プロDD・M ~その555

※この物語はフィクションです。実在の人物・団体とは一切関係ありません。

「お前らは…遊戯機構……!」
 アッキーとライコの前に現れたのは、遊戯機構の会長ケイだった。
「手荒なことをしてすまなかったな、すぐに解放してやろう。だが、私の話を聞いて欲しい」
 かつてその力で悪逆の限りを尽くしたその男は、見る影もなくやつれていた。
「君達は気付いているか…?この世界に終わりが近づいているのを」
「何だって?」
「今、この世界からは女神の力が次々と失われている。強力な女神……何者かの力が及びにくい者達はまだ残ってはいるが」
 アッキーにも思い当たる節はあった。
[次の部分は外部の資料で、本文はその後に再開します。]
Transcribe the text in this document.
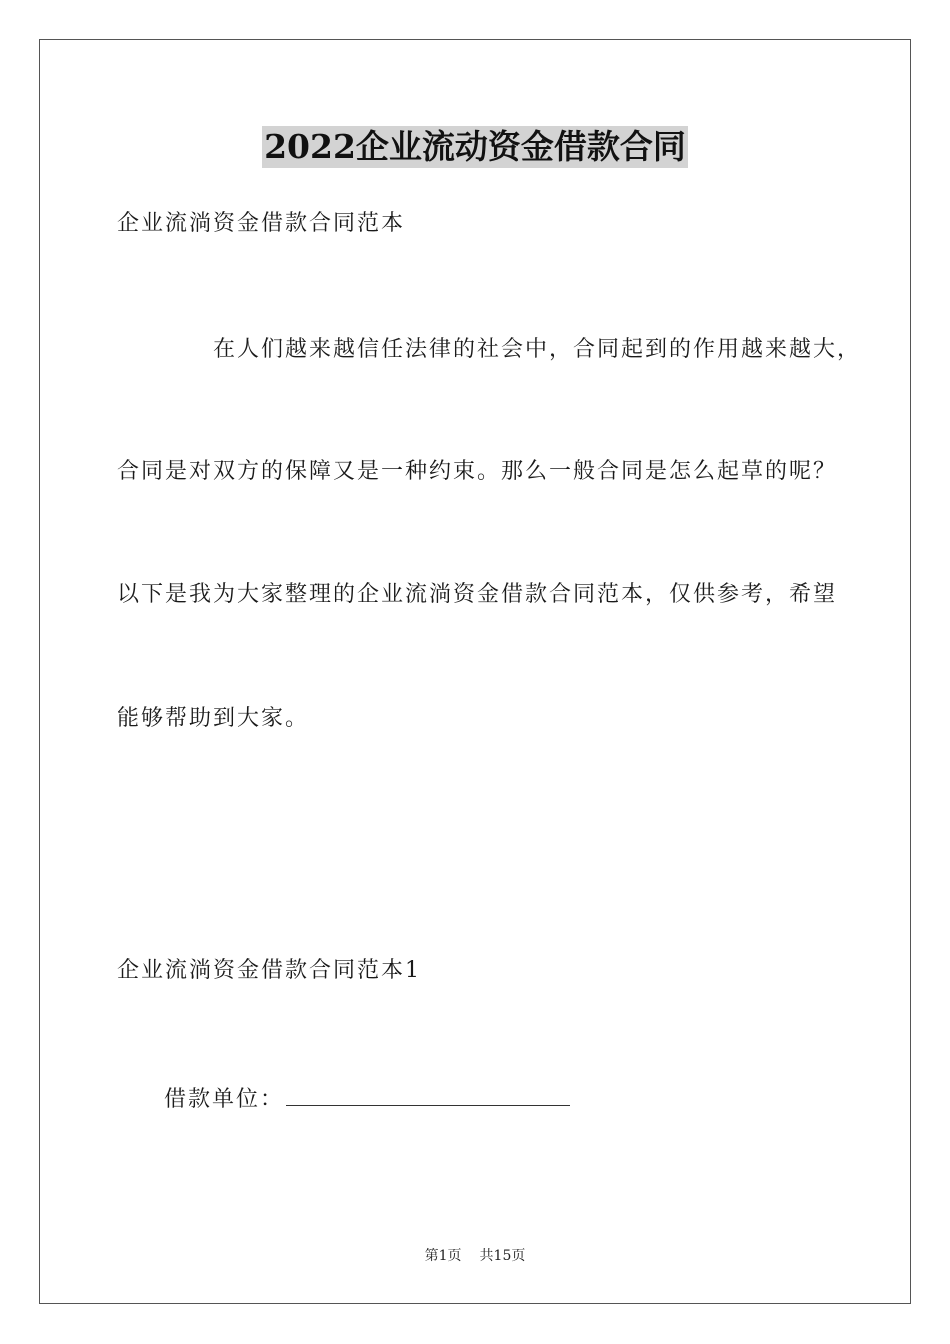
2022企业流动资金借款合同
企业流淌资金借款合同范本
在人们越来越信任法律的社会中，合同起到的作用越来越大，
合同是对双方的保障又是一种约束。那么一般合同是怎么起草的呢？
以下是我为大家整理的企业流淌资金借款合同范本，仅供参考，希望
能够帮助到大家。
企业流淌资金借款合同范本1
借款单位：
第1页 共15页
だが、気付いているようで、理解しようとはしていなかった。
「君はユイの欠片を探しているのだろう?無駄だよ、そんなことをしても」
「何だと?」
群青の力は、もうこの世界には残っていない
「…….!!」
「わかっていたんだろう?」
「だが…それでも…俺は……ユイを!!」
 地面に手をつき嘆くアッキーを見て、ケイは静かに言葉をかけた。
「私はこの世界を壊そうと思っている」
「……?!」
「そして作り直すのだ。新たな世界!新たな遊戯機構を!走馬灯の力があればそれが可能だ」
「お前は……」
「力を貸せ、群青の戦士達よ。悪いようにはしない。私は、私の力で、離ればなれになった遊戯機構のメンバーを召喚することが出来る。今こそ立ち上がる時だ」
 その表情は、かつて敵の血を浴び、真っ赤に染まった服を纏っていた赤い服のケイ、そのものになっていた。
(厄介なことになった…急ぎ管弦楽団に報告せねば…)
 ライコの目は険しかった。


 包帯の封印を解いたツムギは涙を止めた。
「カエル、あんただけは許さない……」
「なら僕だって貴様を許さないさ、兄さんを堕落させた、貴様を!!」
 カエルが舌を出しながら、ツムギに飛びかかった。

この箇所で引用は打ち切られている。